Anonymous 0 Comments

You are mistaken about the reverse repo portion of this. 1. The Fed **takes** cash and supplies collateral, which is the opposite of what you are stating. 2. Banks don’t use the RRP, since they have the IORB (interest on reserve balances) which is 10 basis points higher. (You can look at historical data on the Fed RRP release page, for any date over 2 months ago and see that banks don’t use it https://imgur.com/a/ogTYAkS)

Anonymous 0 Comments

They had to change it because they dumped $6 trillion into the banking system and then dropped interest rates to 0%. The whole purpose was to get that money flowing since liquidity came to a standstill at lock downs.
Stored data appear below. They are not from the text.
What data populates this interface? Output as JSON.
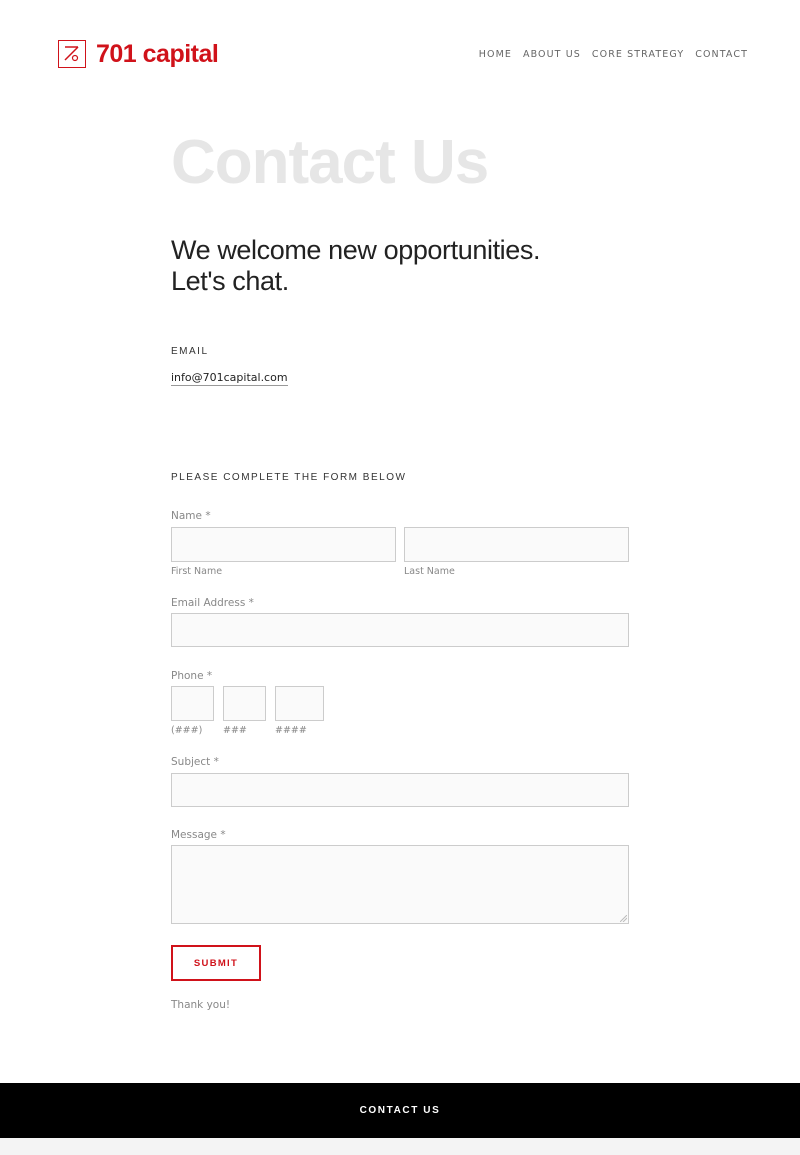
{
  "brand": {
    "name": "701 capital",
    "color": "#d0121a"
  },
  "nav": {
    "items": [
      {
        "label": "HOME"
      },
      {
        "label": "ABOUT US"
      },
      {
        "label": "CORE STRATEGY"
      },
      {
        "label": "CONTACT"
      }
    ]
  },
  "main": {
    "title": "Contact Us",
    "lede": "We welcome new opportunities. Let's chat.",
    "email_heading": "EMAIL",
    "email_value": "info@701capital.com",
    "form_heading": "PLEASE COMPLETE THE FORM BELOW"
  },
  "form": {
    "name_label": "Name",
    "required_mark": "*",
    "first_name_label": "First Name",
    "last_name_label": "Last Name",
    "email_label": "Email Address",
    "phone_label": "Phone",
    "phone_area_hint": "(###)",
    "phone_prefix_hint": "###",
    "phone_line_hint": "####",
    "subject_label": "Subject",
    "message_label": "Message",
    "submit_label": "SUBMIT",
    "thanks_text": "Thank you!"
  },
  "footer": {
    "label": "CONTACT US"
  }
}
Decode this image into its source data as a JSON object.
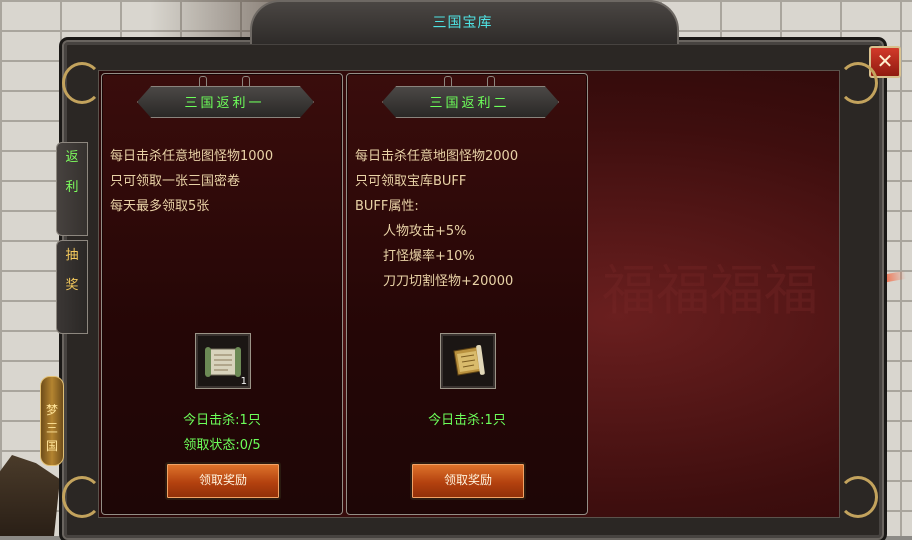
{
  "window": {
    "title": "三国宝库",
    "close_symbol": "✕"
  },
  "side_tabs": [
    {
      "chars": [
        "返",
        "利"
      ],
      "active": true
    },
    {
      "chars": [
        "抽",
        "奖"
      ],
      "active": false
    }
  ],
  "side_badge": {
    "chars": [
      "梦",
      "三",
      "国"
    ]
  },
  "background_watermark": "福福福福",
  "panels": [
    {
      "title": "三国返利一",
      "desc": [
        "每日击杀任意地图怪物1000",
        "只可领取一张三国密卷",
        "每天最多领取5张"
      ],
      "item": {
        "icon": "scroll-map-icon",
        "count": "1"
      },
      "kills": "今日击杀:1只",
      "claim_status": "领取状态:0/5",
      "button": "领取奖励"
    },
    {
      "title": "三国返利二",
      "desc": [
        "每日击杀任意地图怪物2000",
        "只可领取宝库BUFF",
        "BUFF属性:",
        "人物攻击+5%",
        "打怪爆率+10%",
        "刀刀切割怪物+20000"
      ],
      "item": {
        "icon": "golden-scroll-icon",
        "count": ""
      },
      "kills": "今日击杀:1只",
      "button": "领取奖励"
    }
  ],
  "colors": {
    "title": "#4fe3e4",
    "highlight_green": "#6dff5a",
    "desc_text": "#e9d3a7",
    "button_orange": "#c9561b",
    "panel_dark_red": "#2e0909"
  }
}
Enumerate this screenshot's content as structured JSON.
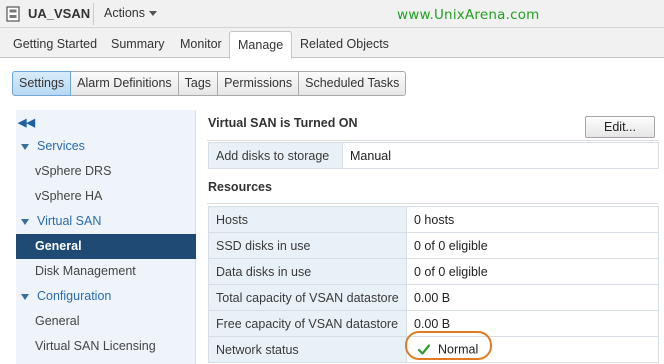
{
  "header": {
    "object_name": "UA_VSAN",
    "actions_label": "Actions",
    "watermark": "www.UnixArena.com",
    "watermark_color": "#22a022"
  },
  "primary_tabs": [
    {
      "label": "Getting Started",
      "active": false
    },
    {
      "label": "Summary",
      "active": false
    },
    {
      "label": "Monitor",
      "active": false
    },
    {
      "label": "Manage",
      "active": true
    },
    {
      "label": "Related Objects",
      "active": false
    }
  ],
  "sub_tabs": [
    {
      "label": "Settings",
      "active": true
    },
    {
      "label": "Alarm Definitions",
      "active": false
    },
    {
      "label": "Tags",
      "active": false
    },
    {
      "label": "Permissions",
      "active": false
    },
    {
      "label": "Scheduled Tasks",
      "active": false
    }
  ],
  "sidebar": {
    "collapse_icon": "double-chevron-left-icon",
    "items": [
      {
        "label": "Services",
        "type": "group"
      },
      {
        "label": "vSphere DRS",
        "type": "item"
      },
      {
        "label": "vSphere HA",
        "type": "item"
      },
      {
        "label": "Virtual SAN",
        "type": "group"
      },
      {
        "label": "General",
        "type": "item",
        "selected": true
      },
      {
        "label": "Disk Management",
        "type": "item"
      },
      {
        "label": "Configuration",
        "type": "group"
      },
      {
        "label": "General",
        "type": "item"
      },
      {
        "label": "Virtual SAN Licensing",
        "type": "item"
      }
    ]
  },
  "main": {
    "vsan_status_title": "Virtual SAN is Turned ON",
    "edit_label": "Edit...",
    "add_disks": {
      "label": "Add disks to storage",
      "value": "Manual"
    },
    "resources_title": "Resources",
    "resources": [
      {
        "label": "Hosts",
        "value": "0 hosts"
      },
      {
        "label": "SSD disks in use",
        "value": "0 of 0 eligible"
      },
      {
        "label": "Data disks in use",
        "value": "0 of 0 eligible"
      },
      {
        "label": "Total capacity of VSAN datastore",
        "value": "0.00 B"
      },
      {
        "label": "Free capacity of VSAN datastore",
        "value": "0.00 B"
      }
    ],
    "network_status": {
      "label": "Network status",
      "value": "Normal",
      "icon": "green-check-icon"
    },
    "highlight_color": "#e07b23"
  }
}
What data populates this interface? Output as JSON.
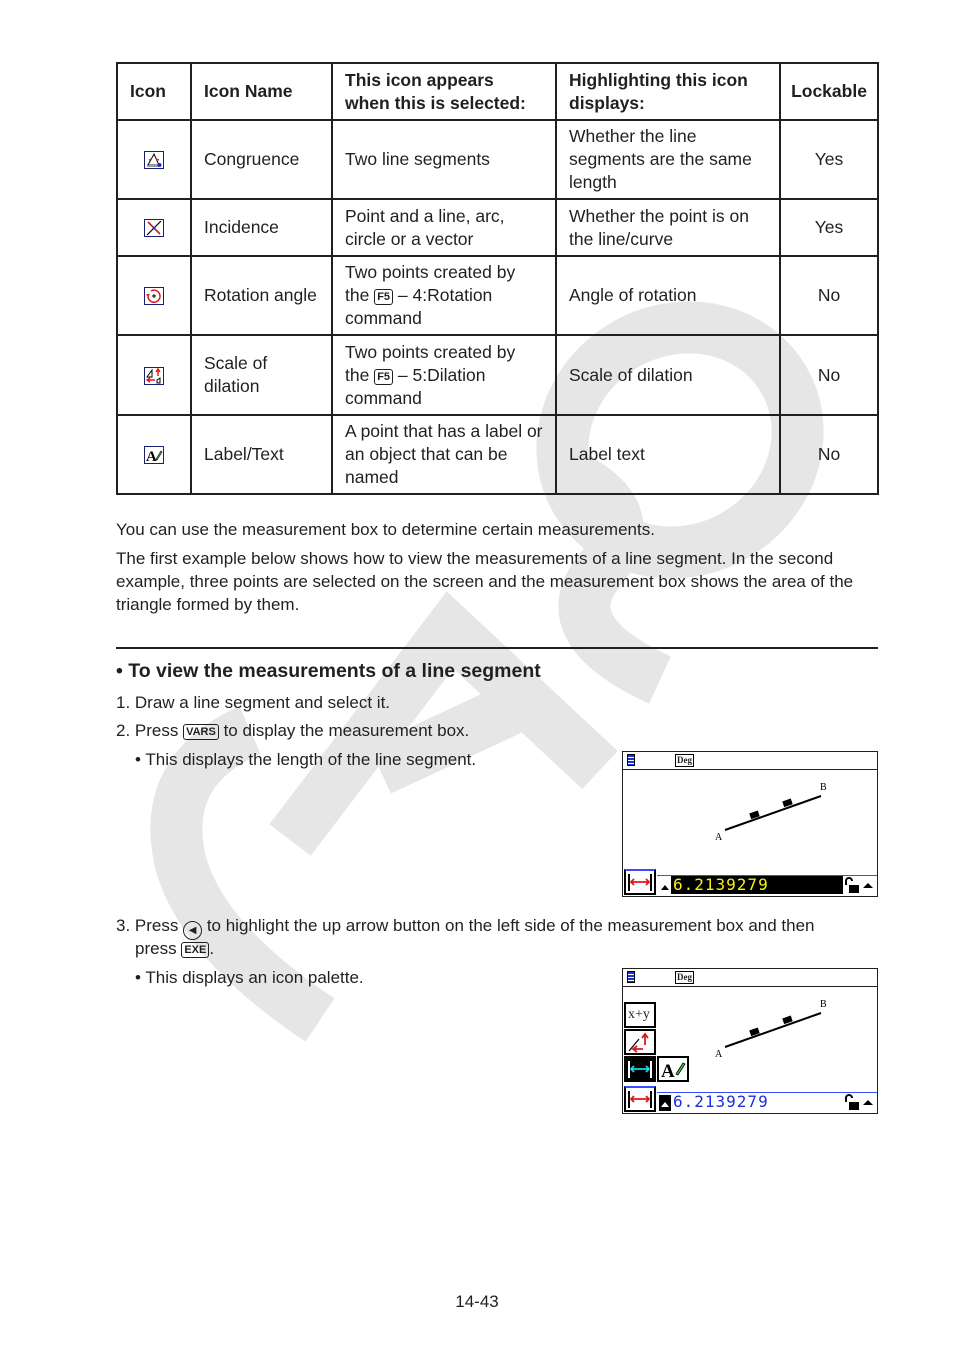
{
  "watermark": "CASIO",
  "table": {
    "headers": {
      "icon": "Icon",
      "icon_name": "Icon Name",
      "appears_when": "This icon appears when this is selected:",
      "displays": "Highlighting this icon displays:",
      "lockable": "Lockable"
    },
    "rows": [
      {
        "icon": "congruence-icon",
        "name": "Congruence",
        "appears_when": "Two line segments",
        "displays": "Whether the line segments are the same length",
        "lockable": "Yes"
      },
      {
        "icon": "incidence-icon",
        "name": "Incidence",
        "appears_when": "Point and a line, arc, circle or a vector",
        "displays": "Whether the point is on the line/curve",
        "lockable": "Yes"
      },
      {
        "icon": "rotation-angle-icon",
        "name": "Rotation angle",
        "appears_when_pre": "Two points created by the",
        "appears_key": "F5",
        "appears_when_post": "– 4:Rotation command",
        "displays": "Angle of rotation",
        "lockable": "No"
      },
      {
        "icon": "scale-of-dilation-icon",
        "name": "Scale of dilation",
        "appears_when_pre": "Two points created by the",
        "appears_key": "F5",
        "appears_when_post": "– 5:Dilation command",
        "displays": "Scale of dilation",
        "lockable": "No"
      },
      {
        "icon": "label-text-icon",
        "name": "Label/Text",
        "appears_when": "A point that has a label or an object that can be named",
        "displays": "Label text",
        "lockable": "No"
      }
    ]
  },
  "paragraphs": [
    "You can use the measurement box to determine certain measurements.",
    "The first example below shows how to view the measurements of a line segment. In the second example, three points are selected on the screen and the measurement box shows the area of the triangle formed by them."
  ],
  "section": {
    "heading": "• To view the measurements of a line segment",
    "step1": "1. Draw a line segment and select it.",
    "step2_pre": "2. Press",
    "step2_key": "VARS",
    "step2_post": "to display the measurement box.",
    "step2_bullet": "• This displays the length of the line segment.",
    "step3_pre": "3. Press",
    "step3_key": "◀",
    "step3_post": "to highlight the up arrow button on the left side of the measurement box and then",
    "step3_line2_pre": "press",
    "step3_line2_key": "EXE",
    "step3_line2_post": ".",
    "step3_bullet": "• This displays an icon palette."
  },
  "screen1": {
    "status_mode": "Deg",
    "point_a": "A",
    "point_b": "B",
    "measurement_value": "6.2139279",
    "value_color": "#f6f016"
  },
  "screen2": {
    "status_mode": "Deg",
    "point_a": "A",
    "point_b": "B",
    "palette_sum_label": "x+y",
    "measurement_value": "6.2139279",
    "value_color": "#1b30d6"
  },
  "page_number": "14-43"
}
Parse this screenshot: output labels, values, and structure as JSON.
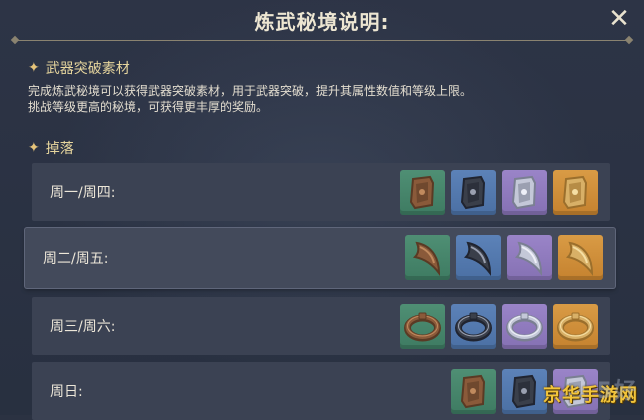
{
  "header": {
    "title": "炼武秘境说明:",
    "close_label": "✕"
  },
  "section_material": {
    "heading": "武器突破素材",
    "description_line1": "完成炼武秘境可以获得武器突破素材，用于武器突破，提升其属性数值和等级上限。",
    "description_line2": "挑战等级更高的秘境，可获得更丰厚的奖励。"
  },
  "section_drops": {
    "heading": "掉落",
    "rows": [
      {
        "label": "周一/周四:",
        "item_type": "tablet",
        "icons": [
          "green-tablet-icon",
          "blue-tablet-icon",
          "purple-tablet-icon",
          "gold-tablet-icon"
        ]
      },
      {
        "label": "周二/周五:",
        "item_type": "fang",
        "icons": [
          "green-fang-icon",
          "blue-fang-icon",
          "purple-fang-icon",
          "gold-fang-icon"
        ]
      },
      {
        "label": "周三/周六:",
        "item_type": "ring",
        "icons": [
          "green-ring-icon",
          "blue-ring-icon",
          "purple-ring-icon",
          "gold-ring-icon"
        ]
      },
      {
        "label": "周日:",
        "item_type": "tablet",
        "icons": [
          "green-tablet-icon",
          "blue-tablet-icon",
          "purple-tablet-icon"
        ]
      }
    ]
  },
  "colors": {
    "background": "#2b3242",
    "heading": "#e6d59d",
    "quality_green": "#4f8f74",
    "quality_blue": "#5c82b8",
    "quality_purple": "#9a84c8",
    "quality_gold": "#d99b45"
  },
  "watermark": {
    "text": "京华手游网"
  }
}
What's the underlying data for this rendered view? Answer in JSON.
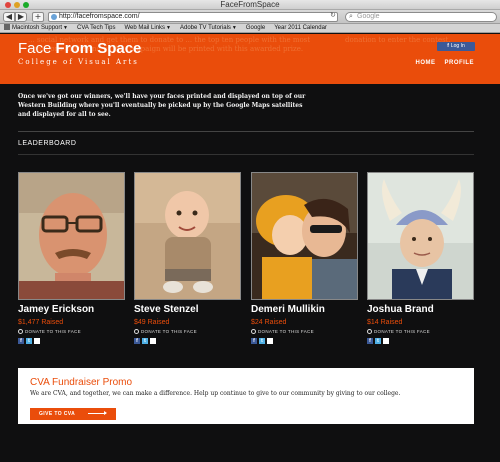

Now that interest rates have been jacked up, if they were forced to hold those reserves, they would quickly go broke, paying out deposit interest. Instead, they can deploy that capital, and it incentives them to buy US treasuries. Basically, it added artificial demand to keep the government funded.

Anonymous 0 Comments

Because the banks don’t need bank reserves to lend anymore so it’s meaningless. All of them have learned their Lehman Brothers and Bear Sterns lesson.

The 1950s view of fractional reserve is outdated and is hardly used anymore. Banks use repo (not RRP with the fed) between themselves these days to buy and sell money in wholesale fashion.

Anonymous 0 Comments

Printing money, not printing money… it’s just saber rattling… zero reserve, is a nuclear bomb… Every investment bank on the planet, has more exposure, than currency in the entire world

Anonymous 0 Comments

Your textbook is old and out of date. The reserve ratio has been abandoned as a monetary tool and instead we are using an ample reserves regime.

TLDR we pay banks on their cash instead of requiring them to maintain reserves

Anonymous 0 Comments

Not your question, but how old is your textbook? 1950?

Also: lots of nonsense about “fractional reserve banking” from people who obvioulsy have no clue. Banks don’t “lend out deposits”, this isn’t 1850. When banks lend, they create that money on the spot.